Nvidia facing allegations of using YouTube and Netflix videos for AI training

According to the report, Nvidia accessed videos from a vast collection of YouTube content intended exclusively for academic use.

Nvidia is under scrutiny for allegedly downloading a vast number of videos from YouTube, Netflix, and other platforms to train its AI systems. A report by 404 Media reveals that the company acquired these videos to enhance AI models used in products such as the Omniverse 3D world generator and the GR00T project for digital humans. The report, based on leaked documents and communications, suggests that Nvidia instructed employees to gather videos from various sources, including MovieNet, video game footage libraries, and the WebVid dataset on GitHub.

Despite ethical and legal objections raised by some employees, the report claims that these practices were sanctioned by the highest levels of Nvidia's leadership. The extensive use of scraped videos from diverse sources raises questions about the company's compliance with copyright and fair use regulations in AI training.

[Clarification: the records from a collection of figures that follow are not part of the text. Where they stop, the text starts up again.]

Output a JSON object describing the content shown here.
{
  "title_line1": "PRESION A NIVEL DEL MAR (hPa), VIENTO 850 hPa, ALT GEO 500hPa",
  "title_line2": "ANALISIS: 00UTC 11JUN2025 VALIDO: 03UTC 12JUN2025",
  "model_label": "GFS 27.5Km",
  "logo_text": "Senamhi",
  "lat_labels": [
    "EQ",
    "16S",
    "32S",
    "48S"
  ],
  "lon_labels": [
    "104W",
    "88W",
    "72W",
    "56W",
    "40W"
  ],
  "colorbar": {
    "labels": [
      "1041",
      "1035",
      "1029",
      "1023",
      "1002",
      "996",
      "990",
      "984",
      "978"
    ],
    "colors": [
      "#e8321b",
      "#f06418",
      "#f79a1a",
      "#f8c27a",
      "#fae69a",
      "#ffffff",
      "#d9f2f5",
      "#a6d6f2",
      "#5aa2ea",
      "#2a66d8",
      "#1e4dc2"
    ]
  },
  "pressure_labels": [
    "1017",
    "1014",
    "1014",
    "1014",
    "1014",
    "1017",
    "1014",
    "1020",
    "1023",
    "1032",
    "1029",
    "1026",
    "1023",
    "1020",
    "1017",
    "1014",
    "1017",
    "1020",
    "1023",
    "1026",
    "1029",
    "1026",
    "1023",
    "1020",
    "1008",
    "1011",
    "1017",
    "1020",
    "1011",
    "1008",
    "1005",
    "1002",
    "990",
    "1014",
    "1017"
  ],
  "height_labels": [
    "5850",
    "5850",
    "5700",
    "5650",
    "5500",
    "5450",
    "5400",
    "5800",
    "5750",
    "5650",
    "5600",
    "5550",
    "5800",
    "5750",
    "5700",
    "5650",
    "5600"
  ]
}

According to the report, Nvidia accessed videos from a vast collection of YouTube content intended exclusively for academic use. The company reportedly argued that these videos, part of the HD-VG-130M library with 130 million YouTube videos, were suitable for commercial AI applications despite their academic usage license. To bypass detection and avoid potential bans from YouTube, Nvidia allegedly employed virtual machines (VMs) with rotating IP addresses to systematically download the content. This method allowed the company to covertly acquire a significant amount of material for training its AI systems while evading restrictions intended for academic-only use. The practice raises concerns about the ethical and legal implications of using such restricted content for commercial purposes.